When it comes to financial accounting, the main goal is to make a company’s records available for outside viewing. That means that the financial records are made for the general public, and all facts and figures are disclosed publicly. These reports aim at giving the potential investors an idea of how well the company is doing and how well it can be expected to do in the future. They are also meant to be available to the shareholders, in order to give them insight into the financial aspects of the company whose shares they own.
Management accounting, on the other hand, is not meant for the eyes of the general public. The reports of management accounting are done purely for internal purposes. Everything about them is confidential and they are used for aid in decision making within the company. They exist to encourage or prevent action such as acceptance of projects. The only people concerned with these reports are the managers of the company, and the reports are usually not disclosed to anyone else.
Next point of difference is the scope of the reports. Financial accounting deals with the results of the entire business. They also usually aim only at a company’s financial data, excluding everything else. These reports are about financial statements, which then get distributed both within and outside of the company. On the other hand, management accounting is about creating operational reports, which are much more detailed and include all sorts of things. They can discuss the profits in relation to product, service, customer, etc, which means that they are not purely financial statements. They need to include all kinds of data that can be useful in the decision-making process, so it’s important for every company to work with capable experts in this field. Good management accounting can save your company from financial loss, and it can significantly improve your business.

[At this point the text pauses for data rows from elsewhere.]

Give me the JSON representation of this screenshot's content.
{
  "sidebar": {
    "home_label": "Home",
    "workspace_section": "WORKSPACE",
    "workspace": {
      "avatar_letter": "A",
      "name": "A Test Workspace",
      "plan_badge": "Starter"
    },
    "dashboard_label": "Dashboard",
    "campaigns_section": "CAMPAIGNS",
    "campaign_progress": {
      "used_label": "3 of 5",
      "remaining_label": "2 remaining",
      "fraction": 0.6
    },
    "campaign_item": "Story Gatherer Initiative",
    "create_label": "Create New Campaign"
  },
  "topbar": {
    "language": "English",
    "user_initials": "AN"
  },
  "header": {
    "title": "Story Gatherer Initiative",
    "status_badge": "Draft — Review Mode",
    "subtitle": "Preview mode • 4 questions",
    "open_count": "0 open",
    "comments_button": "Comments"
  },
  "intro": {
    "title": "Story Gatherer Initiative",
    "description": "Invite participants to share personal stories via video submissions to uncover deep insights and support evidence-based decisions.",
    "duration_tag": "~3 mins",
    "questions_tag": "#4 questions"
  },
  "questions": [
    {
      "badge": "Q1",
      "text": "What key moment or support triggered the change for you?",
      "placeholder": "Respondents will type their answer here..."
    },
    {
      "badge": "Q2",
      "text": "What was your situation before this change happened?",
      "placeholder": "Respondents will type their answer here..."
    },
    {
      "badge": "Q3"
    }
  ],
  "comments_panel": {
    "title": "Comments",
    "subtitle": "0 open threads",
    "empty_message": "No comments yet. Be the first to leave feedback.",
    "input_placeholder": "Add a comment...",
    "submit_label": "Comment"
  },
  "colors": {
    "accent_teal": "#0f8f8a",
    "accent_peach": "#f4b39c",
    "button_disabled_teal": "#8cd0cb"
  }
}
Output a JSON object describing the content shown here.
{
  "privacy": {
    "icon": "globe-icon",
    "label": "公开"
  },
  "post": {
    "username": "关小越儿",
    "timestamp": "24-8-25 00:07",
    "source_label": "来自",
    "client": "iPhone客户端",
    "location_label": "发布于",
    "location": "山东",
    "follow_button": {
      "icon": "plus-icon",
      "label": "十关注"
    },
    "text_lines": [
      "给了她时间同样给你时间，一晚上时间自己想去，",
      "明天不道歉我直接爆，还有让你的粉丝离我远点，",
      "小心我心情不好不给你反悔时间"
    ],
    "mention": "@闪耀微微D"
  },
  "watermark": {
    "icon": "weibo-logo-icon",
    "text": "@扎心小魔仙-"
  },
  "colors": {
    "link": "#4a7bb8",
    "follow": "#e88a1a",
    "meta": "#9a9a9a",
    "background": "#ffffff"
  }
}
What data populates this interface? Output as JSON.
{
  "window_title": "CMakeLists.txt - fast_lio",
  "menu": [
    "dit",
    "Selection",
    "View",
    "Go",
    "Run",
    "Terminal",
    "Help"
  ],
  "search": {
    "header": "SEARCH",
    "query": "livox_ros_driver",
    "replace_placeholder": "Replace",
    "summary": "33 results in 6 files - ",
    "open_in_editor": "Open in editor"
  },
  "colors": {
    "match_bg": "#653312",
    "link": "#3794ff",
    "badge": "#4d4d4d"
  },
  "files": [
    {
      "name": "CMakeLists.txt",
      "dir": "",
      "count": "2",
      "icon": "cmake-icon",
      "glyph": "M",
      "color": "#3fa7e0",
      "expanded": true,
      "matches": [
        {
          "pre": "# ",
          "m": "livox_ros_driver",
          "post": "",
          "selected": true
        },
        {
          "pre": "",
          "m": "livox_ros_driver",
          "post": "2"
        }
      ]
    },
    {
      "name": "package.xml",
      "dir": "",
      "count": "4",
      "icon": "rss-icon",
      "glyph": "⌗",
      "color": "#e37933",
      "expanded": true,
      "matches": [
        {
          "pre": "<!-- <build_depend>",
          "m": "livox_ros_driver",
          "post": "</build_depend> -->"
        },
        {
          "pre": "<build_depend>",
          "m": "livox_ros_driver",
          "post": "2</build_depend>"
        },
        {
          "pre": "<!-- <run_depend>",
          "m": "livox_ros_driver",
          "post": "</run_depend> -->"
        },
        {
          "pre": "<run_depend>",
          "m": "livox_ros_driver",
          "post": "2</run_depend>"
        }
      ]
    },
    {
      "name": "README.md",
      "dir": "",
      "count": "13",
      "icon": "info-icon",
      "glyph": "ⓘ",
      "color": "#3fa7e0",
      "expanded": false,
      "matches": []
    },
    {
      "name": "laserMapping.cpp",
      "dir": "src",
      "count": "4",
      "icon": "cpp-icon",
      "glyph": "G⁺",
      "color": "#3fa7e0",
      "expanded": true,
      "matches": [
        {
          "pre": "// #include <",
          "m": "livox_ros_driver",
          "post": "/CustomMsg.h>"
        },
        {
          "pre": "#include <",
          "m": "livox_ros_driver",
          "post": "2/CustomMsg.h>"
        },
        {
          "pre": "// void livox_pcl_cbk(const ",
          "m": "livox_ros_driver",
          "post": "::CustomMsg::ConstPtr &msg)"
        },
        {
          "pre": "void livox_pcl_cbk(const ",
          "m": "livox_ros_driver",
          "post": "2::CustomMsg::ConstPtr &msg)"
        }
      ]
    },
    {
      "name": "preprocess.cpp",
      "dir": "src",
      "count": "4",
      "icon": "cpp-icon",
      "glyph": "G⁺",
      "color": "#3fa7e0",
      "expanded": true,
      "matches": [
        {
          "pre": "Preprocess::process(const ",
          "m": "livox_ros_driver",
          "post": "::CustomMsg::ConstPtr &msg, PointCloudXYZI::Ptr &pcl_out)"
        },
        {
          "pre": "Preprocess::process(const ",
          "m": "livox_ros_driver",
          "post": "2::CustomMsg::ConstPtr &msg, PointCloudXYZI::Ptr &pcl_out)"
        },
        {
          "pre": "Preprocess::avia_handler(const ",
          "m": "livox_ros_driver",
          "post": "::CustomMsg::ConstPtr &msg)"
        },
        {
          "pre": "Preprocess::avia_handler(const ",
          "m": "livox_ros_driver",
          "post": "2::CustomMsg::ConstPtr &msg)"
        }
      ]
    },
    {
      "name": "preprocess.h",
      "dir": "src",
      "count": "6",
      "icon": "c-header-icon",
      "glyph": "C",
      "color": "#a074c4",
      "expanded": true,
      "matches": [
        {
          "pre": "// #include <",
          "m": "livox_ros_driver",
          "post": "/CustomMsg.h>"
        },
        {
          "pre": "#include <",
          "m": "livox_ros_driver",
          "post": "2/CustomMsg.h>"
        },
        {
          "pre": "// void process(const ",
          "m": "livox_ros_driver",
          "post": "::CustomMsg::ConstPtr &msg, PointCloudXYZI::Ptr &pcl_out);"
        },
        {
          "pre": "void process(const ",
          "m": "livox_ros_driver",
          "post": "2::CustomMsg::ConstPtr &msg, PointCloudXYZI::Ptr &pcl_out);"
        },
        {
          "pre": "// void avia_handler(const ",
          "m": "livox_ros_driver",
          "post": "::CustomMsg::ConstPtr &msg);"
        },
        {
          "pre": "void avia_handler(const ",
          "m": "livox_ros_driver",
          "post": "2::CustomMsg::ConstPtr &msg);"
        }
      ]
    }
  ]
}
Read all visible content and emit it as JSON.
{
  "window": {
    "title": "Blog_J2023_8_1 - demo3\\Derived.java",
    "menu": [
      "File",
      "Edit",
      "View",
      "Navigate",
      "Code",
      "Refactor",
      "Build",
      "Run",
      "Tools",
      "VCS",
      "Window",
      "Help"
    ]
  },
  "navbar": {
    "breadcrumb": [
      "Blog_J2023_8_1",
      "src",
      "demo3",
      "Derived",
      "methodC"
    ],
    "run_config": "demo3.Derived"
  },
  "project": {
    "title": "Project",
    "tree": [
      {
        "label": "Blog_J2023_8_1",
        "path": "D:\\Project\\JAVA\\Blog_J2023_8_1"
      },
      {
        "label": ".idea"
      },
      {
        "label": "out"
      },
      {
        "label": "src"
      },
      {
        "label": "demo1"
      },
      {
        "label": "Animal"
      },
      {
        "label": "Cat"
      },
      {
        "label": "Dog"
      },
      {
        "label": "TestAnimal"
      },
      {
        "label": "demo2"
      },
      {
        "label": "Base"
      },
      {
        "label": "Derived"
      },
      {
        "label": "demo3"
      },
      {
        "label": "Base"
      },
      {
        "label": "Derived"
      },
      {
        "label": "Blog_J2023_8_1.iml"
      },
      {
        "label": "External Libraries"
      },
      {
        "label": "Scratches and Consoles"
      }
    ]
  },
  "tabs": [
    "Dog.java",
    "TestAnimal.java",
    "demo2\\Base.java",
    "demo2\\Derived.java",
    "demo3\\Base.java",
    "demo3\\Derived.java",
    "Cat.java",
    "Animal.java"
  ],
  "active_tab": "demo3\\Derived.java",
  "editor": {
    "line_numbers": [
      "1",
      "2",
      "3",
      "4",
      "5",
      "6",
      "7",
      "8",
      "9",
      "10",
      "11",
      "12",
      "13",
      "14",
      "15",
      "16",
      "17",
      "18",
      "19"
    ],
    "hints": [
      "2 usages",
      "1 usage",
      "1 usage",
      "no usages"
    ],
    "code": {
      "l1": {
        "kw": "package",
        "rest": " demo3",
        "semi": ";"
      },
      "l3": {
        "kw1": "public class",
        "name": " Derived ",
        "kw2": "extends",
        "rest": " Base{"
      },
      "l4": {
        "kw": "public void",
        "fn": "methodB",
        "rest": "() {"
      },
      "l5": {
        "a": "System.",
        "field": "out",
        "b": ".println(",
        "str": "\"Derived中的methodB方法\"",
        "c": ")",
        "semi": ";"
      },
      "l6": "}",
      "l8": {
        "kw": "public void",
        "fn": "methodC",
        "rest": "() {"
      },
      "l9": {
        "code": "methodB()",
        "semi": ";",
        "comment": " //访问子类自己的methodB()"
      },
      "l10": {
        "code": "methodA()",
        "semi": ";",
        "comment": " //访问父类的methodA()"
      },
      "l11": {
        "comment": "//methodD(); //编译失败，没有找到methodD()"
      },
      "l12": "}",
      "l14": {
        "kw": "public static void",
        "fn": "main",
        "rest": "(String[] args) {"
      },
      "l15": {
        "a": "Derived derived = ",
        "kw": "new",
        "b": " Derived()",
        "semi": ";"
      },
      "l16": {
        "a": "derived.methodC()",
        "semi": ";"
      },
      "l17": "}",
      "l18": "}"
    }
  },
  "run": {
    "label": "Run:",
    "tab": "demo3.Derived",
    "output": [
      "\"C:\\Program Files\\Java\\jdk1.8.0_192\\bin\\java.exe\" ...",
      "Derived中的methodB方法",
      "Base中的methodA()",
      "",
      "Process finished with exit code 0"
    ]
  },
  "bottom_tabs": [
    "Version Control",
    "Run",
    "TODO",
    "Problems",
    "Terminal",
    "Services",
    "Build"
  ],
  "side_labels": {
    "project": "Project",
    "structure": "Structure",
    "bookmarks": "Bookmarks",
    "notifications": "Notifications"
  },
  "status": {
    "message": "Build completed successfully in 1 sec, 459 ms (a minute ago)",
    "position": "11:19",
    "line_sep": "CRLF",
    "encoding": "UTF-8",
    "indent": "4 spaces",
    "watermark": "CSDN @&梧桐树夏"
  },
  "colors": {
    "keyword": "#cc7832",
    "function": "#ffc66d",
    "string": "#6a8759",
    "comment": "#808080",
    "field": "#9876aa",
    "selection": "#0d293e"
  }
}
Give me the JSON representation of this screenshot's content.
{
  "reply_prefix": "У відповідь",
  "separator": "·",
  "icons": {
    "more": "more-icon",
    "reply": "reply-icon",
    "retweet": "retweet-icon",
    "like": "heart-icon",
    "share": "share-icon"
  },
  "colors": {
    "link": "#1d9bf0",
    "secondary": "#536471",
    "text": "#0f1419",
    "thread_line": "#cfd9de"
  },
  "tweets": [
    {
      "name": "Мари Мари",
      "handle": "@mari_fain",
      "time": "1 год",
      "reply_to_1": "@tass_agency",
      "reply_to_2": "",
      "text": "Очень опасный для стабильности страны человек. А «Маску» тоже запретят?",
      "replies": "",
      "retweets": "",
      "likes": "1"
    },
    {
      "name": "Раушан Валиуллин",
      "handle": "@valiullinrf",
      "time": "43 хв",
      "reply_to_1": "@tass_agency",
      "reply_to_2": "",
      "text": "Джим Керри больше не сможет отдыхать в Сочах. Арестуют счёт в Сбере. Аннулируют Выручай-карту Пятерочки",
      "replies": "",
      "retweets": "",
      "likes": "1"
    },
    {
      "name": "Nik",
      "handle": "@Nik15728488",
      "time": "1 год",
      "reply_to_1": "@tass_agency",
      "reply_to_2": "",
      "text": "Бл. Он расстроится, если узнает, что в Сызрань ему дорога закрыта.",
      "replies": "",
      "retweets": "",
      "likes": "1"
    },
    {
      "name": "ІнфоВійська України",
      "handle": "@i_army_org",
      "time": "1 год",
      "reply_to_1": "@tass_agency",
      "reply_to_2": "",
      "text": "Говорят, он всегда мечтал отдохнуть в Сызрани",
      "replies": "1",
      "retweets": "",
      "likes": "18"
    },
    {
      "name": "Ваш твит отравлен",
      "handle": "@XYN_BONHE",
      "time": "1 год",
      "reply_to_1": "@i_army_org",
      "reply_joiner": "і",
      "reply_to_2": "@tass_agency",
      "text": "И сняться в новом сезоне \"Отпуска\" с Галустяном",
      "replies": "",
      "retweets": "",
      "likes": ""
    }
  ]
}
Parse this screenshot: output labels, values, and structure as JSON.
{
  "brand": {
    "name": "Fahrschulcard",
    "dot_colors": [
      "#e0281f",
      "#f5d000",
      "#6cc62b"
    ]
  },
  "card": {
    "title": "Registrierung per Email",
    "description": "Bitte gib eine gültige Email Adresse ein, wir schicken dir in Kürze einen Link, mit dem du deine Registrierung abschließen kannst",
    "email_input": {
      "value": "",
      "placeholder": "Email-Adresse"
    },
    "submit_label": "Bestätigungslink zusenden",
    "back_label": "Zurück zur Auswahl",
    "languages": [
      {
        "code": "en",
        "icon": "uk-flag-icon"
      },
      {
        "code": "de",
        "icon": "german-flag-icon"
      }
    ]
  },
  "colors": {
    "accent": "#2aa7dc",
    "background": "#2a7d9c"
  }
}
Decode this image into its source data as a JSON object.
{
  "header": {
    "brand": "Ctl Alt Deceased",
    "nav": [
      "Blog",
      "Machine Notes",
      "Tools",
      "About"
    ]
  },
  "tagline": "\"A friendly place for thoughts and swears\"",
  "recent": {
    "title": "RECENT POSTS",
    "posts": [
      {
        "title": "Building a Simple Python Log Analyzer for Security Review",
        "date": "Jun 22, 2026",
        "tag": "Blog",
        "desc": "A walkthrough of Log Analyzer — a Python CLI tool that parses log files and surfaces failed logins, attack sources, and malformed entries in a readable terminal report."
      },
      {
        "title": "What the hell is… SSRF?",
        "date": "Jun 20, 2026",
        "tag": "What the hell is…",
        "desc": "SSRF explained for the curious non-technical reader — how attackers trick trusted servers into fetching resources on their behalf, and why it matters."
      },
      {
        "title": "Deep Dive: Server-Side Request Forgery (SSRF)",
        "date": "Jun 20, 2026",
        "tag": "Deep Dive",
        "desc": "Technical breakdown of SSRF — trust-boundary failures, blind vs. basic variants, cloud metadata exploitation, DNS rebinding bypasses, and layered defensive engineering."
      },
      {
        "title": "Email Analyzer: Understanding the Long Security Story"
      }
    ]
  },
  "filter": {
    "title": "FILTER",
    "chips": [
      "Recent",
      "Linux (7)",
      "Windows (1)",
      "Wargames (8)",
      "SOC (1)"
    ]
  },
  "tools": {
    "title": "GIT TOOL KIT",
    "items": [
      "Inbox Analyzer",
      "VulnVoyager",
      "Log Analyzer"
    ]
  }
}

Financial accounting reports have to be accurate and made with precision. These are sensitive information, and should always be double checked. As opposed to that, management accounting is more about estimation, so the accuracy of the reports cannot really be measured immediately. They are used for planning and forecasting, so the facts are not as verifiable as is the case with financial accounting. The need for the maximum possible precision in both areas is exactly why every company needs capable professionals. If your business is located in Australia, the trustworthy accountants from Glebe will be able to help you on both fronts. Precise financial and management reports can be a key to successful business.
4. Standards and the law
Financial and management accounting comply with different standards (or lack of thereof). The former has to respect universal standards, such as IFRS or US GAAP. It is necessary because that makes it much easier for the people in the field to understand the reports. Also, financial reports are a legal requirement. The latter has no particular regulations or set standards. The format depends on the target audience and is generally dependent only on the traditions of the given company. This type is not regulated by the law.
While financial accounting doesn’t deal with the overall system of the company and focuses simply on the profits and losses, management accounting is a bit more complicated. Except for having a role in the decision-making process of the company, it also aims at solving any bottleneck issues. This requires a thorough understanding of the company’s systems and procedures, which makes the management accountant’s job all the more complicated.
Financial reports are usually made at the end of an accounting period, which is usually a year. Conversely, management accounting reports are made more frequently than once a year. Because their purpose is to improve the future of the company, they are needed whenever there is an important decision to be made.
7. Time period
The last distinction between the two is the time period they cover. Financial reports are historically oriented, as they describe the results that were achieved in the past. In contrast, management accounting reports are about the present, as they can show the current events and the progress that is (not) being made at the moment. They can also be oriented towards the future because they also deal with forecasts.
Both kinds of accounting are useful in their ways. While financial reports deal with the financial aspect of a company in past periods, management reports are about the current state, predictions, and decision-making.